On Tuesday, the House Education Instruction & Programs committee will consider an additional voucher bill that is broader in scope and more devoid of accountability than any voucher proposal Tennessee has seen before.
House Bill 138 has NO limit on number of vouchers available. NO requirements at all for participating education providers, and NO testing or reporting requirements. An eligible student under this bill is any Tennessee child with an Individualized Education Plan (IEP) providing for special education services. Currently, 120,000 students in Tennessee meet that standard. Make no mistake, this vision – over a hundred thousand available vouchers with no meaningful standards or oversight – is not an outlier. It’s the ultimate goal of voucher advocates, and it’s where they hope any voucher law will ultimately take Tennessee.
This bill states that a parent of any child with an IEP, in exchange for a promise to not enroll the child in public school, may have BEP funds deposited into a bank account the parent controls. The parent is to use the funds to educate the child in some fashion, whether by enrolling in private school, purchasing an online learning program, hiring a tutor, or some other means. This bill specifically states that there will be NO regulations or standards applied to a participating educational provider.

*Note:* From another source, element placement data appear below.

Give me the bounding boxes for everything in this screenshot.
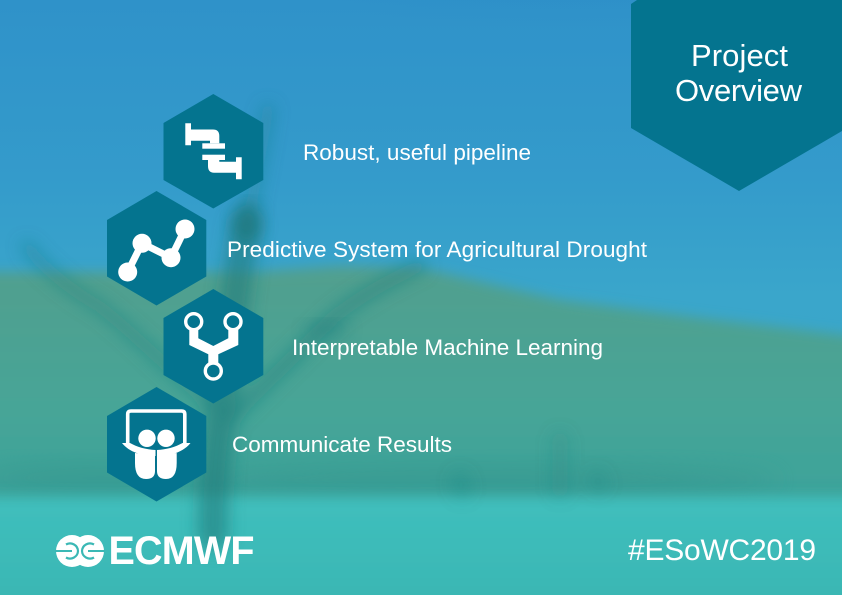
icon: line graph [118,220,194,282]
label: communicate results: Communicate Results [232,432,452,457]
hashtag: #ESoWC2019 [628,534,816,567]
icon: branching circuit [186,314,241,379]
icon: pipes [185,123,242,179]
hexagon: pipeline [164,94,263,208]
label: predictive system: Predictive System for Agricultural Drought [227,237,648,262]
hexagon: interpretable ML [164,289,263,404]
panel: project overview banner [631,0,842,191]
icon: ECMWF mark [55,535,105,567]
heading: project overview [675,38,803,108]
label: interpretable ML: Interpretable Machine Learning [292,335,603,360]
icon: slideshare presenters [122,411,190,479]
hexagon: communicate results [107,387,206,502]
heading: project overview: Overview [675,73,803,108]
logo: ECMWF: ECMWF [108,529,254,573]
heading: project overview: Project [691,38,788,73]
label: robust pipeline: Robust, useful pipeline [303,140,531,165]
hexagon: predictive system [107,191,206,306]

Private schools accepting this voucher are not required to be accredited or have any operating history. A provider need not actually provide the services called for in the child’s IEP. The bill calls for NO testing or reporting of educational results. ZERO accountability. And this lack of accountability runs counter to all of the laws that have been passed in recent years requiring testing and accountability for our public schools. Why would our legislators allow our tax money to be spent without any accountability, after spending years trying to establish accountability in our schools?
It’s staggering to think of the abuse, waste, and inadequate education that this bill would produce if it becomes law. The proposal is modeled after a similar law in Florida, which has produced rampant fraud and educational malpractice. “It’s like a perverse science experiment, using disabled school kids as lab rats and funded by nine figures in taxpayer cash: Dole out millions to anybody calling himself an educator. Don’t regulate curriculum or even visit campuses to see where the money is going.” [*Disclaimer – this article contains graphic and offensive language and behavior used by the private schools that received taxpayer funds under Florida’s program.]